The vocabulary does not matter then: is just an optional means to 
constrain the potential richness (given the written training data) of an 
N-gram LM that you are creating. You can use a vocabulary as a 
constraint ('-limit-vocab' in' ngram-count'), and/or use it to 
facilitate a preprocessed form of training data by means of special 
tokens that aren't really words (such as "<unk>" or a 'proper name 
class' token).

So, the vocabulary may contain superfluous words. Only after you realize 
that this is not an issue, you could think about it further and say that 
after you have created and pruned an LM, you can find out which words 
were actually redundant in your vocabulary given the same written 
training data you used to create that LM, and you could just as well 
drop those and those words from the vocabulary you had already before 
creating your LM. Maybe that reduces the size of your vocabulary as much 
as you hope. Will this be worthwhile? Not for the ASR task, you see.

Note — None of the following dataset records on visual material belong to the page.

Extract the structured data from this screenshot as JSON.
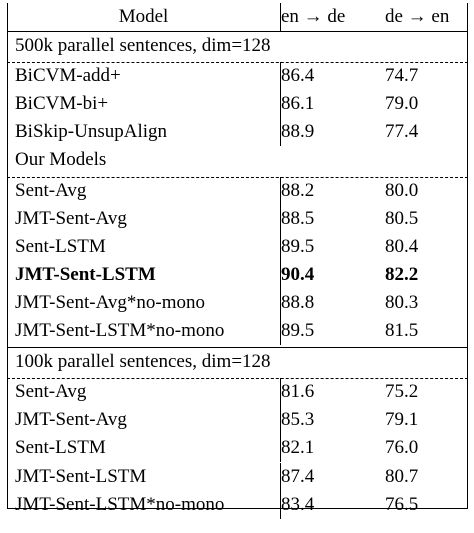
{
  "header": {
    "model": "Model",
    "en_de": "en → de",
    "de_en": "de → en"
  },
  "sections": [
    {
      "title": "500k parallel sentences, dim=128",
      "rows": [
        {
          "model": "BiCVM-add+",
          "en_de": "86.4",
          "de_en": "74.7"
        },
        {
          "model": "BiCVM-bi+",
          "en_de": "86.1",
          "de_en": "79.0"
        },
        {
          "model": "BiSkip-UnsupAlign",
          "en_de": "88.9",
          "de_en": "77.4"
        }
      ]
    },
    {
      "title": "Our Models",
      "rows": [
        {
          "model": "Sent-Avg",
          "en_de": "88.2",
          "de_en": "80.0"
        },
        {
          "model": "JMT-Sent-Avg",
          "en_de": "88.5",
          "de_en": "80.5"
        },
        {
          "model": "Sent-LSTM",
          "en_de": "89.5",
          "de_en": "80.4"
        },
        {
          "model": "JMT-Sent-LSTM",
          "en_de": "90.4",
          "de_en": "82.2",
          "bold": true
        },
        {
          "model": "JMT-Sent-Avg*no-mono",
          "en_de": "88.8",
          "de_en": "80.3"
        },
        {
          "model": "JMT-Sent-LSTM*no-mono",
          "en_de": "89.5",
          "de_en": "81.5"
        }
      ]
    },
    {
      "title": "100k parallel sentences, dim=128",
      "rows": [
        {
          "model": "Sent-Avg",
          "en_de": "81.6",
          "de_en": "75.2"
        },
        {
          "model": "JMT-Sent-Avg",
          "en_de": "85.3",
          "de_en": "79.1"
        },
        {
          "model": "Sent-LSTM",
          "en_de": "82.1",
          "de_en": "76.0"
        },
        {
          "model": "JMT-Sent-LSTM",
          "en_de": "87.4",
          "de_en": "80.7"
        },
        {
          "model": "JMT-Sent-LSTM*no-mono",
          "en_de": "83.4",
          "de_en": "76.5"
        }
      ]
    }
  ]
}
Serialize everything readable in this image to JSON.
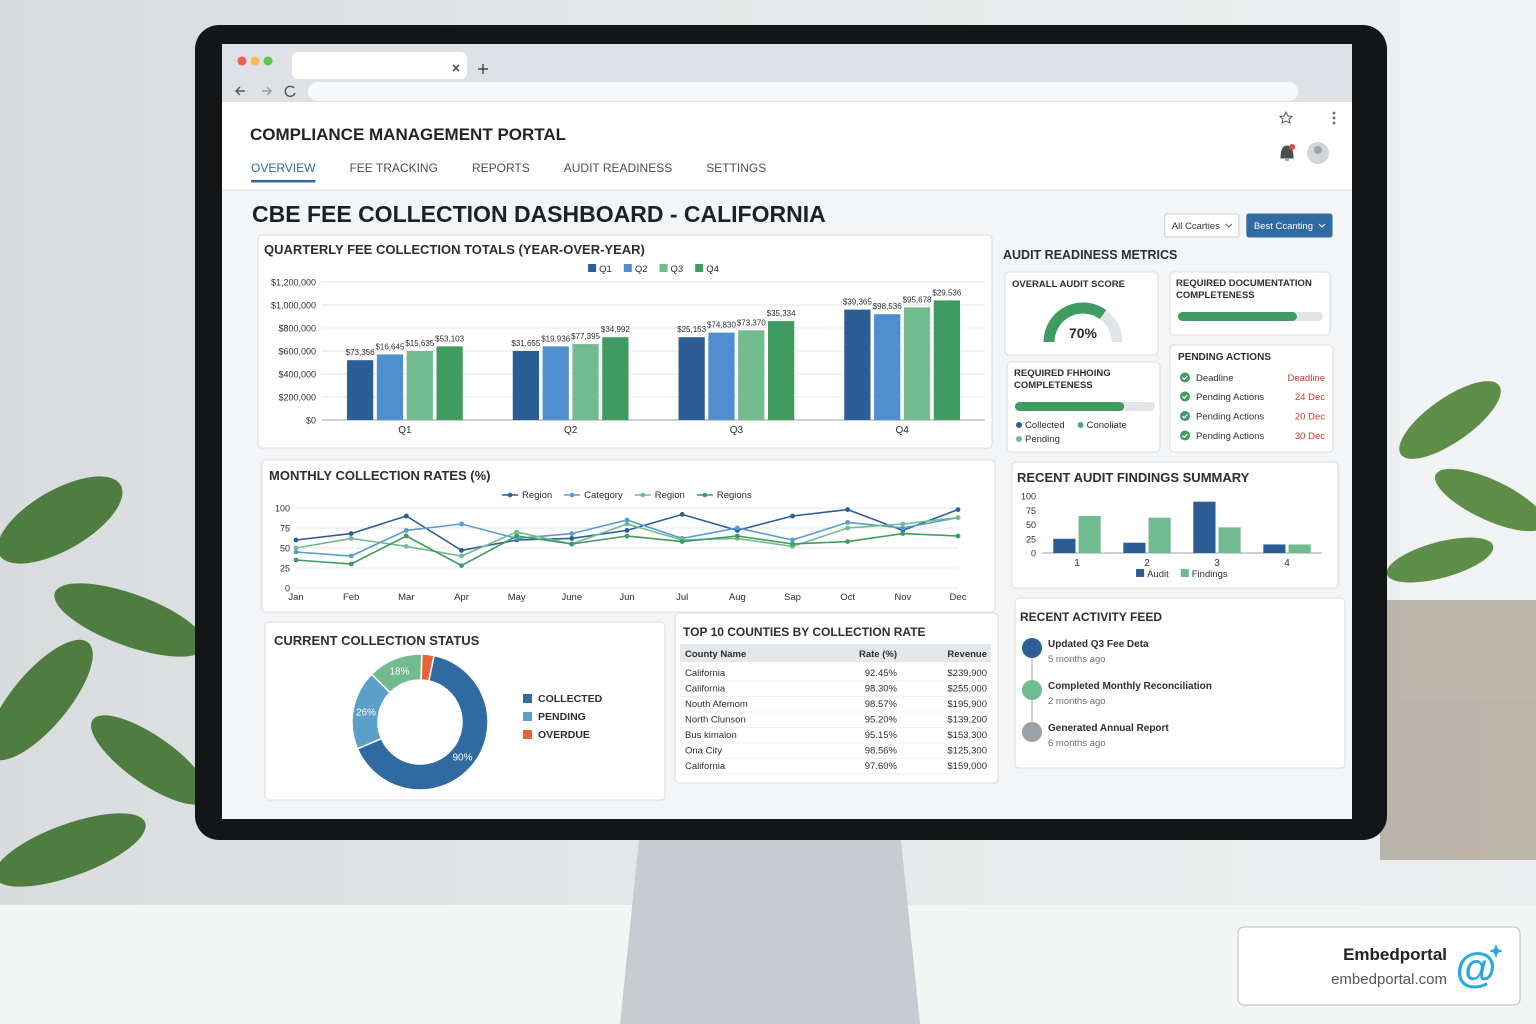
{
  "portal": {
    "title": "COMPLIANCE MANAGEMENT PORTAL",
    "nav": [
      "OVERVIEW",
      "FEE TRACKING",
      "REPORTS",
      "AUDIT READINESS",
      "SETTINGS"
    ],
    "active_nav": 0
  },
  "dashboard": {
    "title": "CBE FEE COLLECTION DASHBOARD - CALIFORNIA",
    "filters": [
      "All Ccarties",
      "Best Ccanting"
    ]
  },
  "audit_readiness": {
    "title": "AUDIT READINESS METRICS",
    "overall_score": {
      "title": "OVERALL AUDIT SCORE",
      "value": 70,
      "value_label": "70%",
      "lim": [
        0,
        100
      ],
      "color": "#3f9b5f"
    },
    "documentation": {
      "title": "REQUIRED DOCUMENTATION COMPLETENESS",
      "value": 82,
      "lim": [
        0,
        100
      ],
      "color": "#3f9b5f"
    },
    "funding": {
      "title": "REQUIRED FHHOING COMPLETENESS",
      "value": 78,
      "lim": [
        0,
        100
      ],
      "color": "#3f9b5f",
      "legend": [
        {
          "name": "Collected",
          "color": "#2c5d94"
        },
        {
          "name": "Conoliate",
          "color": "#4aa3a0"
        },
        {
          "name": "Pending",
          "color": "#72bb8f"
        }
      ]
    },
    "pending_actions": {
      "title": "PENDING ACTIONS",
      "header": [
        "Deadline",
        "Deadline"
      ],
      "rows": [
        [
          "Pending Actions",
          "24 Dec"
        ],
        [
          "Pending Actions",
          "20 Dec"
        ],
        [
          "Pending Actions",
          "30 Dec"
        ]
      ]
    }
  },
  "counties": {
    "title": "TOP 10 COUNTIES BY COLLECTION RATE",
    "header": [
      "County Name",
      "Rate (%)",
      "Revenue"
    ],
    "rows": [
      [
        "California",
        "92.45%",
        "$239,900"
      ],
      [
        "California",
        "98.30%",
        "$255,000"
      ],
      [
        "Nouth Afemom",
        "98.57%",
        "$195,900"
      ],
      [
        "North Clunson",
        "95.20%",
        "$139,200"
      ],
      [
        "Bus kimaion",
        "95.15%",
        "$153,300"
      ],
      [
        "Ona City",
        "98.56%",
        "$125,300"
      ],
      [
        "California",
        "97.60%",
        "$159,000"
      ]
    ]
  },
  "activity": {
    "title": "RECENT ACTIVITY FEED",
    "items": [
      {
        "title": "Updated Q3 Fee Deta",
        "time": "5 months ago",
        "color": "#2c5d94"
      },
      {
        "title": "Completed Monthly Reconciliation",
        "time": "2 months ago",
        "color": "#72bb8f"
      },
      {
        "title": "Generated Annual Report",
        "time": "6 months ago",
        "color": "#9aa0a6"
      }
    ]
  },
  "badge": {
    "name": "Embedportal",
    "url": "embedportal.com",
    "icon": "@"
  },
  "chart_data": [
    {
      "type": "bar",
      "title": "QUARTERLY FEE COLLECTION TOTALS (YEAR-OVER-YEAR)",
      "categories": [
        "Q1",
        "Q2",
        "Q3",
        "Q4"
      ],
      "series": [
        {
          "name": "Q1",
          "color": "#2c5d94",
          "values": [
            520000,
            600000,
            720000,
            960000
          ]
        },
        {
          "name": "Q2",
          "color": "#4f8fcf",
          "values": [
            570000,
            640000,
            760000,
            920000
          ]
        },
        {
          "name": "Q3",
          "color": "#72bb8f",
          "values": [
            600000,
            660000,
            780000,
            980000
          ]
        },
        {
          "name": "Q4",
          "color": "#3f9b5f",
          "values": [
            640000,
            720000,
            860000,
            1040000
          ]
        }
      ],
      "annotations": [
        "$73,356",
        "$16,645",
        "$15,635",
        "$53,103",
        "$31,655",
        "$19,936",
        "$77,395",
        "$34,992",
        "$25,153",
        "$74,830",
        "$73,370",
        "$35,334",
        "$39,365",
        "$98,536",
        "$95,678",
        "$29,536"
      ],
      "ylim": [
        0,
        1200000
      ],
      "yticks": [
        {
          "value": 0,
          "label": "$0"
        },
        {
          "value": 200000,
          "label": "$200,000"
        },
        {
          "value": 400000,
          "label": "$400,000"
        },
        {
          "value": 600000,
          "label": "$600,000"
        },
        {
          "value": 800000,
          "label": "$800,000"
        },
        {
          "value": 1000000,
          "label": "$1,000,000"
        },
        {
          "value": 1200000,
          "label": "$1,200,000"
        }
      ],
      "grid": true,
      "legend": "top"
    },
    {
      "type": "line",
      "title": "MONTHLY COLLECTION RATES (%)",
      "categories": [
        "Jan",
        "Feb",
        "Mar",
        "Apr",
        "May",
        "June",
        "Jun",
        "Jul",
        "Aug",
        "Sap",
        "Oct",
        "Nov",
        "Dec"
      ],
      "series": [
        {
          "name": "Region",
          "color": "#2c5d94",
          "values": [
            60,
            68,
            90,
            47,
            60,
            62,
            72,
            92,
            72,
            90,
            98,
            72,
            98
          ]
        },
        {
          "name": "Category",
          "color": "#5b9bd5",
          "values": [
            45,
            40,
            72,
            80,
            62,
            68,
            85,
            62,
            75,
            60,
            82,
            75,
            88
          ]
        },
        {
          "name": "Region",
          "color": "#72bb8f",
          "values": [
            50,
            62,
            52,
            40,
            70,
            55,
            80,
            60,
            62,
            52,
            75,
            80,
            88
          ]
        },
        {
          "name": "Regions",
          "color": "#3f9b5f",
          "values": [
            35,
            30,
            65,
            28,
            65,
            55,
            65,
            58,
            65,
            55,
            58,
            68,
            65
          ]
        }
      ],
      "ylim": [
        0,
        100
      ],
      "yticks": [
        0,
        25,
        50,
        75,
        100
      ],
      "grid": true,
      "legend": "top"
    },
    {
      "type": "donut",
      "title": "CURRENT COLLECTION STATUS",
      "categories": [
        "COLLECTED",
        "PENDING",
        null,
        "OVERDUE"
      ],
      "values": [
        90,
        26,
        18,
        4
      ],
      "value_labels": [
        "90%",
        "26%",
        "18%",
        null
      ],
      "colors": [
        "#2f6aa0",
        "#5aa0c8",
        "#72bb8f",
        "#e8623a"
      ]
    },
    {
      "type": "bar",
      "title": "RECENT AUDIT FINDINGS SUMMARY",
      "categories": [
        "1",
        "2",
        "3",
        "4"
      ],
      "series": [
        {
          "name": "Audit",
          "color": "#2c5d94",
          "values": [
            25,
            18,
            90,
            15
          ]
        },
        {
          "name": "Findings",
          "color": "#72bb8f",
          "values": [
            65,
            62,
            45,
            15
          ]
        }
      ],
      "ylim": [
        0,
        100
      ],
      "yticks": [
        0,
        25,
        50,
        75,
        100
      ],
      "grid": false,
      "legend": "bottom"
    }
  ]
}
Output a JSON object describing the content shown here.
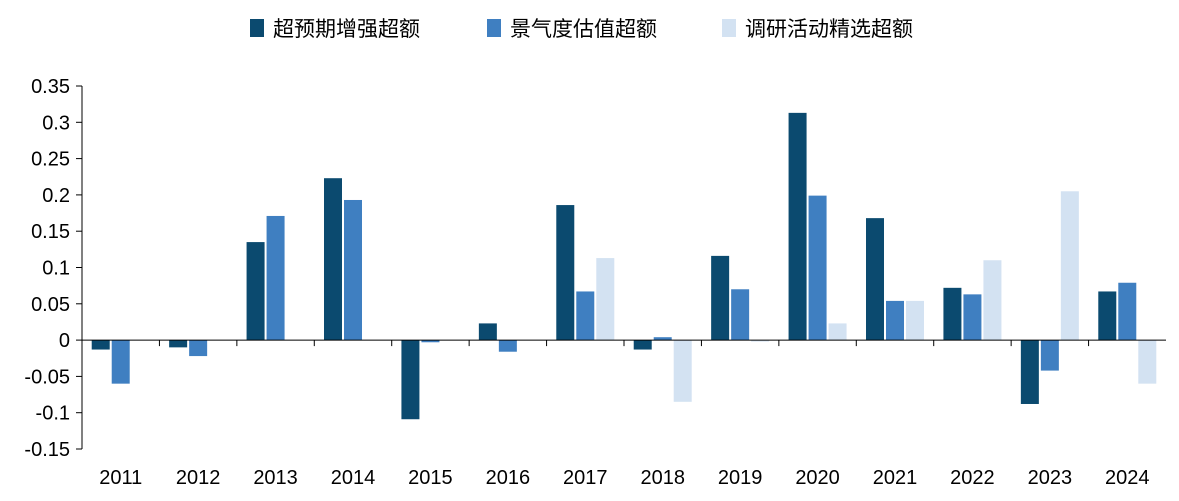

The term OOV comes in handy as shorthand to denote words that are in the 
written training data but not in the vocabulary. It is not precise, you 
could just as well use an element-out-of-set notation (short and clear) 
in reports. Maybe you have read the article: "Detection of OOV Words 
Using Generalized Word Models and a Semantic Class Language Model" by 
Schaaf, which was a top Google result for me. This author confuses the 
pronunciation lexicon with the vocabulary. While you can, confusingly, 
call a word that was not transcribed correctly because, for one, it was 
not modeled by the pronunciation lexicon 'OOV', I think it is not okay 
to confuse the concepts vocabulary and pronunciation lexicon as he does.

I hope this clears up any confusion?